Health and Healthcare

GSK Takes Aim at AIDS/HIV Cure, Funding Company With University of North Carolina at Chapel Hill

Any time that you hear about new drugs and medical treatments, they tend to be around ongoing treatments rather than cures. And when it comes to AIDS and HIV, the past has been cruel to the millions of people who have died from the disease. So what exactly do you think when you hear the likes of a project where GlaxoSmithKline PLC (NYSE: GSK) and the University of North Carolina at Chapel Hill are working on a cure for HIV/AIDS?

GSK will fund the protect with $20 million. The funding will be $4 million per year for 5 years, according to the press release from the University of North Carolina at Chapel Hill.

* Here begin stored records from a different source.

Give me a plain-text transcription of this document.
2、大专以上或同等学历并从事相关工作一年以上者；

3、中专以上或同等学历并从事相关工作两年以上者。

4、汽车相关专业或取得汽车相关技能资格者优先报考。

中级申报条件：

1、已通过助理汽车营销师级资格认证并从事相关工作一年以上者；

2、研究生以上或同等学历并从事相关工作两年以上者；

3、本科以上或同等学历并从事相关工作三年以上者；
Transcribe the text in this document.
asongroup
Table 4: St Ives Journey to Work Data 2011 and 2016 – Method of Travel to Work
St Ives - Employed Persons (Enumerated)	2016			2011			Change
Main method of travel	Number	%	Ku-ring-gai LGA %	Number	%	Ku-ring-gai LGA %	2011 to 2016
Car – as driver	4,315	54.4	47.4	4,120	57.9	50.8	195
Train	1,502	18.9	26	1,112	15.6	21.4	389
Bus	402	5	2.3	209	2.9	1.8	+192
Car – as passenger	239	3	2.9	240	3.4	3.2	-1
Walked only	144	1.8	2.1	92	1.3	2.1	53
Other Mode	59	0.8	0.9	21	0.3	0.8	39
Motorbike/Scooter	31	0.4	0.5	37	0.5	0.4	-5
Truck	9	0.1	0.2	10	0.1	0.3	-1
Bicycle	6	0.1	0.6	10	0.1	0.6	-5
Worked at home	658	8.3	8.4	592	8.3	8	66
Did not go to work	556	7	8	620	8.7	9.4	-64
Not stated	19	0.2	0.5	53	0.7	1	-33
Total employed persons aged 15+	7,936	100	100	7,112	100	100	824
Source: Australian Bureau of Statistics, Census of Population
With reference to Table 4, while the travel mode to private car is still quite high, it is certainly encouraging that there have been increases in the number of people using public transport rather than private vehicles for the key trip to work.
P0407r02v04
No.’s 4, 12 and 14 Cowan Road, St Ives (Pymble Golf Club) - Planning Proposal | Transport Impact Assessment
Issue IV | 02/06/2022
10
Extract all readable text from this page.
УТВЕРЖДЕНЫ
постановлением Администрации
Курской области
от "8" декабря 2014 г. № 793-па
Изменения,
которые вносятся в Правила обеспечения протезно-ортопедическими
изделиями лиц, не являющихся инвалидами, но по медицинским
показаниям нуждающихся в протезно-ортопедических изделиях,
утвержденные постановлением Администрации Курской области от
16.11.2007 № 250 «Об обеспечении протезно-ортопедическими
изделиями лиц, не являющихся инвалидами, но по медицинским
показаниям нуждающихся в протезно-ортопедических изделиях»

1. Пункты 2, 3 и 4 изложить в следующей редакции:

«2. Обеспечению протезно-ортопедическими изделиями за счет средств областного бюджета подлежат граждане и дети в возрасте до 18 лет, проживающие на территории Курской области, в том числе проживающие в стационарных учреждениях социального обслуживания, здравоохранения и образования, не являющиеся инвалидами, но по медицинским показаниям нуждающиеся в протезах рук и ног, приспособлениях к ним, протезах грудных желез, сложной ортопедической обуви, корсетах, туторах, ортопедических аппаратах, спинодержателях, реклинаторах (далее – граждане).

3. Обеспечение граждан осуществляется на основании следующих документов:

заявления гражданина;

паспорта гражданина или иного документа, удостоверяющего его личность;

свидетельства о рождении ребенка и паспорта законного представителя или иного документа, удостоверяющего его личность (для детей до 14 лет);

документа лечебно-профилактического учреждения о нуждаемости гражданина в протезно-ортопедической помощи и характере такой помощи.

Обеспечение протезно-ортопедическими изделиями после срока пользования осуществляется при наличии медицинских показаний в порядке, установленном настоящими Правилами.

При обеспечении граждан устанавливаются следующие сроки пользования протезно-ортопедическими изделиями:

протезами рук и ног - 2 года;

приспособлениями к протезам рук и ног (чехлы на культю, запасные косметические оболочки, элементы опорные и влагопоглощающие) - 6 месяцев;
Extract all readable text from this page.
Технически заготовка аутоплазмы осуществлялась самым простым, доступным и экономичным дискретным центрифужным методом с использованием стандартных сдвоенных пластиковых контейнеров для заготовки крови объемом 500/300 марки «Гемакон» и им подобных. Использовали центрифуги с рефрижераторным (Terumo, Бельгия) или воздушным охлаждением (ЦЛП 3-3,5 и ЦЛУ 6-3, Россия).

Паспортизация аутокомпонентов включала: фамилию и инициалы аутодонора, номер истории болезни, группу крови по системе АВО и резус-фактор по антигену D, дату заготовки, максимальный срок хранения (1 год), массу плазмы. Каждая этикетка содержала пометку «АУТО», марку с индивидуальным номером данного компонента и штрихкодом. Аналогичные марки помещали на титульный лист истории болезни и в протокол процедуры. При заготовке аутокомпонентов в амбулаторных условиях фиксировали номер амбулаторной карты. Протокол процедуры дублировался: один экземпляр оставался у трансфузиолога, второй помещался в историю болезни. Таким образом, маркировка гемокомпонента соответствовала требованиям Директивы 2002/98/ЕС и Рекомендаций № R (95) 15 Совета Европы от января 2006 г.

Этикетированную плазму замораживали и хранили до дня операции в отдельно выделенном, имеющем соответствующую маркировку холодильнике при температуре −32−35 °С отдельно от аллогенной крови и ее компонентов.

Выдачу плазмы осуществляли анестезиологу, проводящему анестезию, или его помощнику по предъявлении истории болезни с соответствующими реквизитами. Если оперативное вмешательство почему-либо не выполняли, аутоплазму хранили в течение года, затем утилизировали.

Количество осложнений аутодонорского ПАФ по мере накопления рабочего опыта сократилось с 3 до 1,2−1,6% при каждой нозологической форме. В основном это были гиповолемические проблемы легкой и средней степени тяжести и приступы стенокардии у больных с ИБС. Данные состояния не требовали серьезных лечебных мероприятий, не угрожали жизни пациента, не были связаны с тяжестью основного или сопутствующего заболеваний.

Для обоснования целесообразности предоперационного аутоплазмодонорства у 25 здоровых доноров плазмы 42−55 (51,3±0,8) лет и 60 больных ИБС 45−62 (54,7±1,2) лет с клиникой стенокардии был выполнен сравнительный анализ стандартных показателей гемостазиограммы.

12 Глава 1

The website AIDS.gov from the U.S. Department of Health and Human Services indicates that HIV is the world’s leading infectious killer. World Health Organization data showed that an estimated 39 million people have died since the first cases were reported in 1981 and 1.5 million people died of AIDS-related causes in 2013.

GSK and the university have announced the creation of the dedicated HIV Cure center, as well as a jointly owned new company named Qura Therapeutics that will focus on discovering a cure for HIV/AIDS. This Cure center will be located on the UNC-Chapel Hill campus and will focus exclusively on finding a cure for HIV/AIDS.

The press release said:

UNC-Chapel Hill and GSK will focus on the latest scientific approaches to curing HIV, including a leading research approach toward an HIV cure, sometimes called “shock and kill.” This approach seeks to reveal the hidden virus that persists in people with HIV infection despite successful drug therapy, and augment the patient’s immune system to clear these last traces of the virus and infected cells. Part of this new paradigm was first tested at UNC-Chapel Hill and in 2012 a team led by UNC-Chapel Hill researchers demonstrated that latent HIV might be unmasked by new therapies. Recently, researchers at the university received Food and Drug Administration approval for a study in HIV-positive volunteers to combine this technique and an immune-boosting strategy.

On top of funding the initial HIV Cure center research plan, GSK will also send a small research team that will move to Chapel Hill to be co-located with UNC researchers. GSK further said that its investment in the HIV Cure center is separate from its investment in the discovery of novel antiretroviral therapies in support of ViiV Healthcare — a global specialist HIV company owned by GSK, Pfizer and Shionogi.

Most people think of drug companies acting on their own, but it has been the case for years that many cures and discoveries have been aided by or in partnerships with universities.

Patients with HIV are now living longer than ever. Still, a cure for HIV/AIDS would be something very new.